Bei der Isoliermethode wird um die Backformaußenseite ein Streifen aus Alufolie gelegt, in die nasses Küchenpapier hineingefaltet wird. Dazu legt Ihr euch am besten einen Streifen Alufolie zurecht, der von der Länge her genau um die Backform passt. Anschließend wird nasses Küchenpapier auf die Alufolie gelegt und diese dann längs so gefaltet, dass der Streifen genau die Breite hat, die der Höhe der Backform entspricht. Diesen Streifen legt Ihr dann um die Backform, die Enden kann man mit einer Fold-Back-Klammer oder einer anderen Metallklammer zusammenklemmen. Hier verlängert sich die Backzeit ebenfalls, je nach Art des Kuchens um ca. 10 bis 40 Minuten. Wichtig ist, dass sich die Enden des Streifens nicht überlappen. Sonst wird an den Stellen, an denen er übereinandergelegt ist, der Teig nicht ganz so weit durchgebacken wie an den anderen Stellen.

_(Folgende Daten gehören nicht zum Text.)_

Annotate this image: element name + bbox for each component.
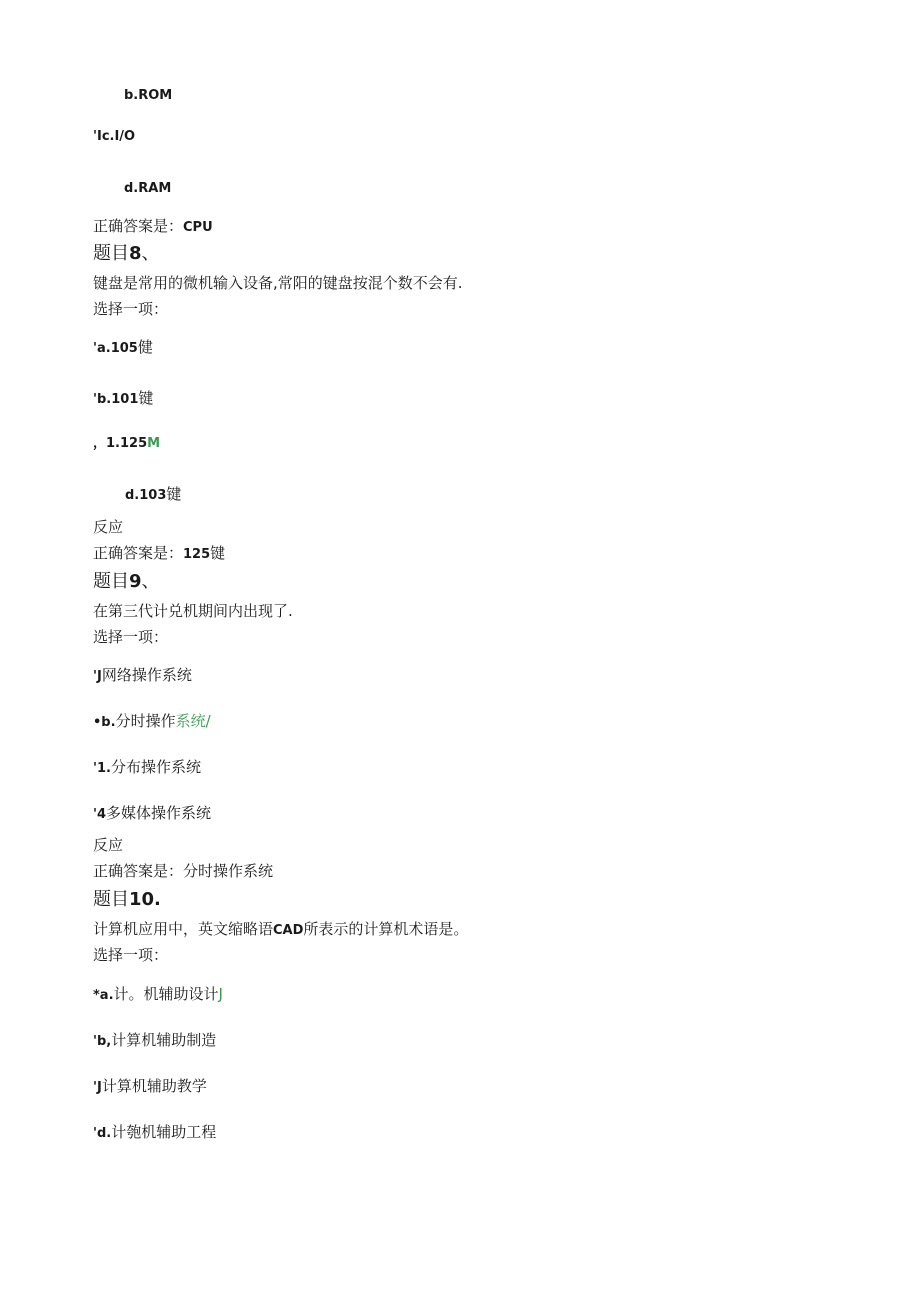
q9-title — [93, 573, 160, 591]
answer-label: 正确答案是： — [93, 217, 184, 235]
radio-mark: 'J — [93, 669, 102, 684]
option-label: d.RAM — [124, 181, 172, 196]
title-prefix: 题目 — [93, 243, 129, 264]
title-suffix: 、 — [141, 571, 160, 592]
option-prefix: a.105 — [96, 341, 138, 356]
option-prefix: b.101 — [96, 392, 139, 407]
option-label: Ic.I/O — [96, 129, 136, 144]
answer-value: CPU — [183, 220, 213, 235]
q7-option-b[interactable] — [124, 89, 172, 102]
radio-mark: '4 — [93, 807, 107, 822]
radio-mark: ' — [93, 129, 97, 144]
q8-title — [93, 245, 160, 263]
radio-mark: ， — [93, 436, 107, 451]
q7-correct-answer — [93, 219, 213, 234]
selected-marker: 系统/ — [175, 712, 211, 730]
q8-feedback: 反应 — [93, 518, 124, 536]
answer-value: 分时操作系统 — [183, 862, 274, 880]
title-number: 8 — [129, 243, 142, 264]
radio-mark: 'd. — [93, 1126, 112, 1141]
question-abbr: CAD — [273, 923, 304, 938]
option-text: 键 — [138, 389, 154, 407]
option-text: 分时操作 — [115, 712, 176, 730]
title-suffix: 、 — [141, 243, 160, 264]
q9-correct-answer — [93, 864, 273, 879]
option-text: 计算机辅助教学 — [101, 1077, 207, 1095]
option-text: 健 — [137, 338, 153, 356]
option-text: 多媒体操作系统 — [106, 804, 212, 822]
title-number: 10. — [129, 889, 161, 910]
q9-option-c[interactable] — [93, 760, 201, 775]
option-text: 计匏机辅助工程 — [111, 1123, 217, 1141]
selected-marker: J — [218, 985, 223, 1003]
q10-prompt: 选择一项： — [93, 946, 169, 964]
q10-question-text — [93, 922, 468, 937]
q8-option-c[interactable] — [93, 435, 160, 450]
radio-mark: ' — [93, 341, 97, 356]
radio-mark: •b. — [93, 715, 116, 730]
q9-feedback: 反应 — [93, 836, 124, 854]
option-text: 键 — [166, 485, 182, 503]
option-prefix: d.103 — [125, 488, 167, 503]
title-number: 9 — [129, 571, 142, 592]
question-text-b: 所表示的计算机术语是。 — [303, 920, 469, 938]
option-text: 网络操作系统 — [101, 666, 192, 684]
title-prefix: 题目 — [93, 889, 129, 910]
q10-option-c[interactable] — [93, 1079, 207, 1094]
radio-mark: 'b, — [93, 1034, 112, 1049]
q8-option-b[interactable] — [93, 391, 153, 406]
radio-mark: '1. — [93, 761, 111, 776]
option-text: 计算机辅助制造 — [111, 1031, 217, 1049]
q9-question-text: 在第三代计兑机期间内出现了. — [93, 602, 293, 620]
option-prefix: 1.125 — [106, 436, 148, 451]
q10-option-d[interactable] — [93, 1125, 216, 1140]
q9-option-b[interactable] — [93, 714, 211, 729]
option-text: 计。机辅助设计 — [113, 985, 219, 1003]
radio-mark: ' — [93, 392, 97, 407]
q8-correct-answer — [93, 546, 225, 561]
q9-option-d[interactable] — [93, 806, 211, 821]
q8-option-d[interactable] — [125, 487, 181, 502]
q9-option-a[interactable] — [93, 668, 192, 683]
radio-mark: *a. — [93, 988, 114, 1003]
option-text: M — [147, 436, 161, 451]
q7-option-c[interactable] — [93, 130, 135, 143]
answer-tail: 键 — [210, 544, 226, 562]
option-label: b.ROM — [124, 88, 173, 103]
q10-title — [93, 891, 161, 909]
title-prefix: 题目 — [93, 571, 129, 592]
q9-prompt: 选择一项： — [93, 628, 169, 646]
answer-value: 125 — [183, 547, 211, 562]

Backstreifen von PME und Wilton

Backstreifen funktionieren wie die Isoliermethode. Die Backstreifen werden nass gemacht und wie ein Gürtel um die Backform gelegt. Um sie zu befestigen braucht Ihr keine Klammern oder Sicherheitsnadeln, sie werden wie ein Gürtel festgeschnallt.

Vorheizzeit ignorieren

Indem Ihr die Vorheizzeit des Backofens ignoriert und den Kuchen schon dann in den Ofen tut wenn Ihr den Backofen anmacht, können die Metallform und der Teig gemeinsam und langsam auf die benötigte Temperatur kommen. Denn wenn der Kuchen direkt in den vorgeheizten Ofen kommt, dann geht die Temperatur sofort in das Metall der Backform und der Rand des Kuchens wird sehr schnell durchgebacken. Größere Kuchen können trotz Isolierung von außen, manchmal innen leider trotzdem nicht durchgebacken sein, in solch einem Fall ist es nötig, den Kuchen auch von der Mitte aus schneller zu backen.

Blumennagel

Ein weiterer Trick um den Kuchen in der Mitte etwas schneller durchzubacken ist es, auch in die Mitte des Kuchens Metall zu stecken. Es gibt die Möglichkeit, einen Blumennagel (oder auch je nach Größe des Kuchens mehrere) aus Metall in die Mitte der Backform zu legen, bevor der Teig in die Form gefüllt wird. Der Stab des Blumennagels zeigt dann nach oben und sollte etwas höher sein, als es der Kuchen nach dem Backen sein wird. Nach dem Backen wird der Kuchen auf ein Rost gestürzt und der Blumennagel wird vorsichtig wieder herausgedreht.

Wärmeleiter

Der Wärmeleiter von Wilton (https://www.torten-boutique.de/wilton-waermeleiter-fuer-grosse-backformen-decorator-preferred-bakeware-heating-core) sieht ein wenig wie ein Metallbecher aus. Er wird in die Mitte der Backform gestellt und auch selber mit Teig gefüllt. Nach dem Backen wird der Wärmeleiter aus dem Kuchen genommen und das Stück Kuchen das in dem Wärmeleiter gebacken wurde wird wieder in den Kuchen gesteckt. Dadurch bekommt auch die Mitte des Kuchens sehr schnell Wärme ab und der Kuchen wird in der Mitte schneller durchgebacken. Manchmal ist es ratsam, mehrere dieser Tricks zu kombinieren, also zum Beispiel die Temperatur des Ofens zu senken, einen Isolierstreifen um die Backform zu legen und einen Wärmeleiter in die Backform zu stellen. Denn all diese Tipps berücksichtigen nicht Euren Backofen, also es ist auf jeden Fall Testen angesagt. Jeder Backofen backt anders!